The situation is unlikely to ease for several years. “This year's harvest is small but good—yet the trade is not feeling the effects. Prices will rise in four to five years at the earliest, when the area under vine has declined significantly. Those who fail to act now will lose market opportunities permanently,” warns Alexander Rittlinger, managing director of Reh Kendermann and spokesperson for the Federal Association of German Wineries.
The situation in France is similarly dramatic. More and more winery owners are reaching retirement age—without a successor: 56 per cent of French winegrowers are over 55 years old, while only 12 per cent are under 40. The number of winery insolvencies rose by 55 per cent in 2024, particularly in the south-west of the country. Industry insiders estimate that a total of around 100,000 hectares of vineyards would have to be uprooted in order to rebalance supply and demand. This is despite the fact that the French vineyard area has fallen by around half since the 1960s.
Italy, the largest wine producer in the world, is currently still resisting large-scale grubbing up. But here, too, the problem will resolve itself in many regions for demographic reasons. Especially where wine cooperatives dominate the wine industry. Vittorio Festa is a consultant and oenologist in Abruzzo: "Many vineyards are being abandoned because young people have an office or factory job and don't want to look after their parents' vines on the side, which hardly yield anything anyway. The grape prices often don't even cover the cultivation."
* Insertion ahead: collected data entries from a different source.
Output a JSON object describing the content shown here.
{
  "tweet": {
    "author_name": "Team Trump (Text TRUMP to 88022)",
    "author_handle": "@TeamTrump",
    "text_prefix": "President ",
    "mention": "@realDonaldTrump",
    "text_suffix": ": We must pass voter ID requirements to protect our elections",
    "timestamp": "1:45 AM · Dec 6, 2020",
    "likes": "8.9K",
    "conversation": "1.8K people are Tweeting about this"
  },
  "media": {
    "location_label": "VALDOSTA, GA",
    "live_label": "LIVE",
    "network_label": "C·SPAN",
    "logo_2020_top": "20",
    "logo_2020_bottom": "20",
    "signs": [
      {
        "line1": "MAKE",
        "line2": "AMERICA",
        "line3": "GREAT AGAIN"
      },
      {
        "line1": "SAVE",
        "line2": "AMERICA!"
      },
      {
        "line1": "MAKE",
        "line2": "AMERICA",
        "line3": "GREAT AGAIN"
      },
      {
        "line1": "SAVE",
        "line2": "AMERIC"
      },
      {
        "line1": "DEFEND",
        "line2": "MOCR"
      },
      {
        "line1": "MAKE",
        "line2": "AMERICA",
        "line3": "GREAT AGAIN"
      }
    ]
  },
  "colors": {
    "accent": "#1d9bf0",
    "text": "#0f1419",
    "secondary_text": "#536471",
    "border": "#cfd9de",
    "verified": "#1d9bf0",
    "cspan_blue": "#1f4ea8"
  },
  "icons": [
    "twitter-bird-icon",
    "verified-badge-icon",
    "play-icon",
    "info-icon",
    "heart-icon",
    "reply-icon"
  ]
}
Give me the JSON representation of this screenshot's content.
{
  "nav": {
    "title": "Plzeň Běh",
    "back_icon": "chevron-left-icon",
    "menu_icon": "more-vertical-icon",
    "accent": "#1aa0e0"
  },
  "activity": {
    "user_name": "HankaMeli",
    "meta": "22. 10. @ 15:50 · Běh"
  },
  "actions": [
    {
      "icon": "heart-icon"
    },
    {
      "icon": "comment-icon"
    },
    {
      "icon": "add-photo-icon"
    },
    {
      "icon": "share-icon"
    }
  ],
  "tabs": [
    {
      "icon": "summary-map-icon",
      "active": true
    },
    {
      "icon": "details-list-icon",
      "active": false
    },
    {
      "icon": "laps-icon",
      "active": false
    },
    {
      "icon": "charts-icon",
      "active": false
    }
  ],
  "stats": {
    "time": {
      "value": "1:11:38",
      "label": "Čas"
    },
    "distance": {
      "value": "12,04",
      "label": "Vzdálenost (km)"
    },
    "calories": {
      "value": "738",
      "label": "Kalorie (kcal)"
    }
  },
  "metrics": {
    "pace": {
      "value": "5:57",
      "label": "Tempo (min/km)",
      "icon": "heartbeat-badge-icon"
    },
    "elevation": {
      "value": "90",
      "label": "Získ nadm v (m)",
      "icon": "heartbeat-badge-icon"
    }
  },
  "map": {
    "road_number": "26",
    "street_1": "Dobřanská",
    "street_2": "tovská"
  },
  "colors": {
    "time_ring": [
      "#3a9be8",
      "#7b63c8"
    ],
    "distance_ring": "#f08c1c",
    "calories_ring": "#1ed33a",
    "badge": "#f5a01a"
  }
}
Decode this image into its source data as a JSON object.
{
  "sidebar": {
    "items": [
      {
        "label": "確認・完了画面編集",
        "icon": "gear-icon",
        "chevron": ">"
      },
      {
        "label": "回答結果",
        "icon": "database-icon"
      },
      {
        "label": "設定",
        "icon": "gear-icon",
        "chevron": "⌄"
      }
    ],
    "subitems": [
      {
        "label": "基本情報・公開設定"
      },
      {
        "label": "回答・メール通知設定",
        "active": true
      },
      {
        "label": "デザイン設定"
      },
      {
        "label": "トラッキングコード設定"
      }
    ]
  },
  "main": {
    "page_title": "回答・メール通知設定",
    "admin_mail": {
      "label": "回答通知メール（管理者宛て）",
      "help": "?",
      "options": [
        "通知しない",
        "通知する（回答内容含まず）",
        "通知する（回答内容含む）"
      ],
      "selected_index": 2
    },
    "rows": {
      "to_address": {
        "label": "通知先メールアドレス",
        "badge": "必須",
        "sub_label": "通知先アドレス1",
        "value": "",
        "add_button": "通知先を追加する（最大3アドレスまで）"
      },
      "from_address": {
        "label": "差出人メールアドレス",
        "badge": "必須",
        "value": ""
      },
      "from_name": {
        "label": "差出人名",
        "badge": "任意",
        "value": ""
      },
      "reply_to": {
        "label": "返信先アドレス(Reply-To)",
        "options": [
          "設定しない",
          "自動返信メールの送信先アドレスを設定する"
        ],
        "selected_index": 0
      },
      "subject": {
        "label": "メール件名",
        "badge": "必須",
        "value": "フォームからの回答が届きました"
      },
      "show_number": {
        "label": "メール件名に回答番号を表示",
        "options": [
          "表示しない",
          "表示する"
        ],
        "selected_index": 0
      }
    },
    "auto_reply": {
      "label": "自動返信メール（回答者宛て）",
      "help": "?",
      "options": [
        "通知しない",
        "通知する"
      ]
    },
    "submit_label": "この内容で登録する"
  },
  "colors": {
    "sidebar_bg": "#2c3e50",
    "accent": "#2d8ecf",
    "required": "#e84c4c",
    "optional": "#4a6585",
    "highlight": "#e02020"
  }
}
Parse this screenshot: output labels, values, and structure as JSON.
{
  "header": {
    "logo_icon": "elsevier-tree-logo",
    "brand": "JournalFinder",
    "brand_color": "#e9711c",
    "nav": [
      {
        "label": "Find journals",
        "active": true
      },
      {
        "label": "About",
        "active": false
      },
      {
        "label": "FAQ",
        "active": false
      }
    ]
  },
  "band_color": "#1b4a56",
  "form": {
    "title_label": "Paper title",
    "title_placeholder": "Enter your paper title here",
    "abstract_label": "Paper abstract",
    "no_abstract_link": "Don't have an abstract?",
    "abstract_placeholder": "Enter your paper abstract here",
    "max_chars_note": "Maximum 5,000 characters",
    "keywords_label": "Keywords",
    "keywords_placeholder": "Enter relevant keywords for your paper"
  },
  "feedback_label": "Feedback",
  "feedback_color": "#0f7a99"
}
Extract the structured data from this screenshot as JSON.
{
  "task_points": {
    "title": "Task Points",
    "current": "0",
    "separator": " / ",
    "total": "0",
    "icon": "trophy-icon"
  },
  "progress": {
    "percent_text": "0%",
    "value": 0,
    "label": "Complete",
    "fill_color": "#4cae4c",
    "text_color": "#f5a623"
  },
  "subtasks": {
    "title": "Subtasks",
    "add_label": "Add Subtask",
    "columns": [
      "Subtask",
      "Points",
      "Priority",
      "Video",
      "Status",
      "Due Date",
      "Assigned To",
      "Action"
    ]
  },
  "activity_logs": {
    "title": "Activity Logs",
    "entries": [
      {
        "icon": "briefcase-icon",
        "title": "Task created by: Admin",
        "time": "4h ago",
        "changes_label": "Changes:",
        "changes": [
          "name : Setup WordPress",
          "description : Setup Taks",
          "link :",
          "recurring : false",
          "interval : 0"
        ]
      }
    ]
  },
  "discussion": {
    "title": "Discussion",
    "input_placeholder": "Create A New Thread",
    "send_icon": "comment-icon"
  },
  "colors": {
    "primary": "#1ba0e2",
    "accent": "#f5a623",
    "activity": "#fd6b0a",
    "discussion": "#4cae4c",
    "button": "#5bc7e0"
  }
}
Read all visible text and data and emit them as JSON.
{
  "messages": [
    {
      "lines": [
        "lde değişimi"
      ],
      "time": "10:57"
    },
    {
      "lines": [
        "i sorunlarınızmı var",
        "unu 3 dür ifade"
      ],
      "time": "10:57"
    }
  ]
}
European viticulture is at a turning point: its competitiveness increasingly depends on whether it succeeds in attracting young people to the industry. Subsidies can at best be a transitional aid—they are no substitute for a sustainable business model. Many young winegrowers are faced with the choice of investing in modern technology, new sales channels and climate-friendly cultivation—or giving up their parents' winery.